Several stories explore tensions between life in the countryside and in Khartoum. The central figure in 'Next Eid' by Bawadir Bashir, translated by Thoraya El-Rayess, is a village boy who has gone to university in Khartoum. Uthman returns to his village every Eid carrying presents, but he is envied by other villagers and 'despite his attempts to get closer to them, a coldness has formed between them...' A rumour spreads that he has a girlfriend in the capital, to the dismay of the village girl who longs for him. But the reader learns that Uthman's life in Khartoum is not what the villagers assume, and that he is caught in a cycle of deprivation.
'In the City' by Ali al-Makk (1937-1992) , translated by Sarah Irving, depicts a boy named Hassan who leaves his village to go to secondary school close to Khartoum and faces difficulties in meeting women. His new friends take him to a brothel and he is quietly certain that, despite his lack of skill in engaging in small talk and the other rituals of the establishment, his innate virility will prevail. "The guys in the village bragged much of this hidden potency, and left the sweet-talk and the niceties to the regular city folk... talk ... and more talk... let him be what he is." The outcome is sad and comic.
'The Butcher's Daughter' by Abdel Aziz Baraka Sakin, translated by Raph Cormack, concerns a father who takes the bus to Khartoum, tormented by suspicions that his student daughter is engaged in shameful behaviour and may have entered an Urfi (unregistered and unwitnessed) marriage. He uses his ingenuity and a touch of menace to try and outwit the teacher with whom he believes she is involved.

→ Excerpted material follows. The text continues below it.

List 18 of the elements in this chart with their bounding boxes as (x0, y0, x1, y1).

'A Boy Playing With Dolls' by Isa al-Hilu, in translation by Marilyn Booth, is a delightfully imaginative tale in which a toymaker leaves his 13-year-old son alone in his shop. The boy creates a kind of theatre with dolls on a glass surface. "He made each of them move in turn, like in a waking dream, or a dreaming wakefulness. On this mirror-surface the child remade his world." The boy invents a succession of scenarios, culminating in a voyage on a paper boat. The stories within a story reveal the boy's psychic state, anxieties and sexual awakening.
Bushra al-Fadil's 'The Story of the Girl Whose Birds Flew Away' translated by Max Shmookler gives an atmospheric portrait of crowds in the streets of Khartoum before zooming on a beautiful girl and her younger sister. The story includes a small drawing of the girl, with whom the first-person narrator becomes obsessed. The story has references to Arabic and Sudanese poetry and mythology. Al-Fadil has a doctorate in Russian language and literature, and Russian influences are discernible in his engaging story. He now lives in Saudi Arabia.
Rania Mamoun's elegiac story 'Passing', translated by Elisabeth Jaquette, is a delicately nuanced account of a father's death seen through the eyes of the daughter who knows he was disappointed by her failure to keep her promise to become a doctor. The daughter senses her father's presence: "Your scent fills every inch of space. It pulls me out of a whirlpool of memory, tossing me into another, wider and deeper, and the feeling that you are close to me swells."
The launch of The Book of Khartoum happens to coincide with the publication of Banipal Magazine issue 55 which is largely devoted to a special feature on Sudanese Literature Today, comprising short stories, novel extracts and poems by Sudanese authors, and reviews of published works. The focus on Sudanese literature will continue in Banipal issue 56. The two publications complement each other well. Several authors feature in both, and in one case the same story appears in both, with different translators. Readers may like to compare Elisabeth Jaquette's translation of Rania Mamoun's 'Passing' with William M Hutchins' translation of the story in Banipal 55.